In connection with this restructuring, the Company and CCA have entered into an agreement and plan of merger providing for the merger of CCA with and into a wholly owned subsidiary of the Company. A copy of the merger agreement will be included as an exhibit to the Company's Current Report on Form 8-K to be filed with the SEC. Under the terms of the agreement, the Company will issue approximately $10.6 million in shares of its common stock in the merger to existing management and employee shareholders of CCA. In addition, immediately prior to the merger, Prison Realty has agreed to purchase the shares of CCA common stock held by Baron, a CCA outside shareholder, for (i) $8.0 million in shares of Prison Realty's common stock and (ii) warrants to purchase $3.0 million in shares of Prison Realty's common stock. The Company is currently in negotiations with Sodexho, the other outside shareholder of CCA, with respect to Prison Realty's proposed purchase of shares of CCA common stock held by Sodexho prior to the merger.

Under the proposed restructuring, the Company will not merge with its two private service companies, Prison Management Services, Inc. and Juvenile and Jail Facility Management Services, Inc. As such, the Company's existing relationship with the service companies, who operate and manage certain government-owned adult prison and juvenile detention centers and jails, will remain in place. The Waiver and Amendment permits the Company to merge with the two private service companies in the future for non-cash consideration not to exceed $12.6 million. The Company has initiated discussions with PMSI and JJFMSI regarding a proposed combination with Prison Realty under the terms of the Waiver and Amendment.

The Company intends to elect to be taxed as a REIT with respect to its 1999 taxable year. As provided for under the terms of the Waiver and Amendment, the Company currently intends to satisfy its remaining REIT distribution requirements with respect to its 1999 taxable year through the issuance of convertible preferred securities to its existing common shareholders.

"Returning to C corporation status provides a simplified and more stable corporate and financial structure that will create the most value for our shareholders by allowing Prison Realty to retain earnings and use capital for growth opportunities and by eliminating potential conflicts of interest which have harmed our credibility in the capital markets," said Beasley.

Under the terms of the Waiver and Amendment, the Company is required to file preliminary proxy materials with the SEC on or before July 1, 2000 and mail final proxy materials to the Company's shareholders on or before August 1, 2000, seeking approval of the Company's operation as a C corporation beginning with its 2000 taxable year and of the merger of the Company with CCA. The approval of holders of 66 2/3% of the Company's outstanding common stock will be required to complete the restructuring. The approval of Baron and the holders of 80% of CCA's capital stock (including Baron) will be required to complete the merger of the companies.
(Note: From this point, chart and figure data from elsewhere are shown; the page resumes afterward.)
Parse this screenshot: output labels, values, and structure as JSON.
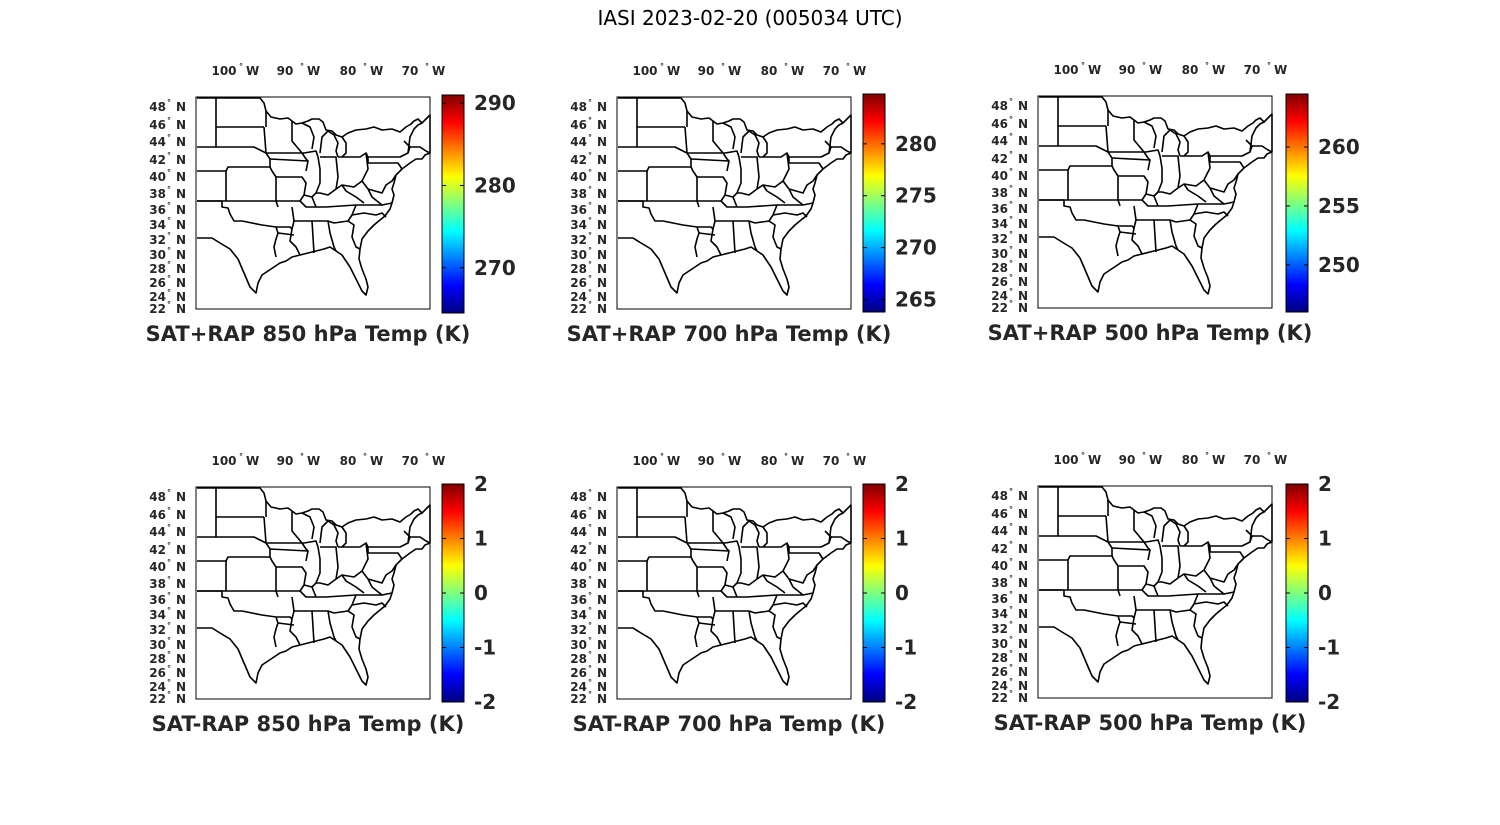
{
  "figure": {
    "title": "IASI 2023-02-20 (005034 UTC)"
  },
  "axes": {
    "lon_labels": [
      {
        "deg": "100",
        "hem": "W"
      },
      {
        "deg": "90",
        "hem": "W"
      },
      {
        "deg": "80",
        "hem": "W"
      },
      {
        "deg": "70",
        "hem": "W"
      }
    ],
    "lat_labels": [
      "48",
      "46",
      "44",
      "42",
      "40",
      "38",
      "36",
      "34",
      "32",
      "30",
      "28",
      "26",
      "24",
      "22"
    ],
    "lat_hem": "N",
    "degree_symbol": "°"
  },
  "colormap": {
    "name": "jet",
    "stops": [
      "#00007f",
      "#0000ff",
      "#007fff",
      "#00ffff",
      "#7fff7f",
      "#ffff00",
      "#ff7f00",
      "#ff0000",
      "#7f0000"
    ]
  },
  "panels": [
    {
      "title": "SAT+RAP 850 hPa Temp (K)",
      "colorbar": {
        "min": 264.5,
        "max": 291,
        "ticks": [
          "290",
          "280",
          "270"
        ],
        "tick_values": [
          290,
          280,
          270
        ]
      }
    },
    {
      "title": "SAT+RAP 700 hPa Temp (K)",
      "colorbar": {
        "min": 263.8,
        "max": 284.8,
        "ticks": [
          "280",
          "275",
          "270",
          "265"
        ],
        "tick_values": [
          280,
          275,
          270,
          265
        ]
      }
    },
    {
      "title": "SAT+RAP 500 hPa Temp (K)",
      "colorbar": {
        "min": 246,
        "max": 264.5,
        "ticks": [
          "260",
          "255",
          "250"
        ],
        "tick_values": [
          260,
          255,
          250
        ]
      }
    },
    {
      "title": "SAT-RAP 850 hPa Temp (K)",
      "colorbar": {
        "min": -2,
        "max": 2,
        "ticks": [
          "2",
          "1",
          "0",
          "-1",
          "-2"
        ],
        "tick_values": [
          2,
          1,
          0,
          -1,
          -2
        ]
      }
    },
    {
      "title": "SAT-RAP 700 hPa Temp (K)",
      "colorbar": {
        "min": -2,
        "max": 2,
        "ticks": [
          "2",
          "1",
          "0",
          "-1",
          "-2"
        ],
        "tick_values": [
          2,
          1,
          0,
          -1,
          -2
        ]
      }
    },
    {
      "title": "SAT-RAP 500 hPa Temp (K)",
      "colorbar": {
        "min": -2,
        "max": 2,
        "ticks": [
          "2",
          "1",
          "0",
          "-1",
          "-2"
        ],
        "tick_values": [
          2,
          1,
          0,
          -1,
          -2
        ]
      }
    }
  ]
}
The Company's business is the development and ownership of correctional and detention facilities. Headquartered in Nashville, Tennessee, the Company leases jails and prisons to both private and governmental managers. The Company currently owns or is developing 50 correctional and detention facilities in 17 states, the District of Columbia and the United Kingdom.

The companies doing business as "Corrections Corporation of America" provide detention and corrections services to governmental agencies. These companies are the industry leader in private sector corrections with approximately 69,000 beds in 77 facilities under contract or under development in the United States, Puerto Rico, Australia and the United Kingdom. Their full range of services includes design, construction, renovation and management of new or existing jails and prisons, as well as long-distance inmate transportation services.

This news release contains forward-looking statements within the meaning of Section 27A of the Securities Act of 1933, as amended, and Section 21E of the Securities Exchange Act of 1934, as amended. Actual results could differ materially from those set forth in the forward-looking statements.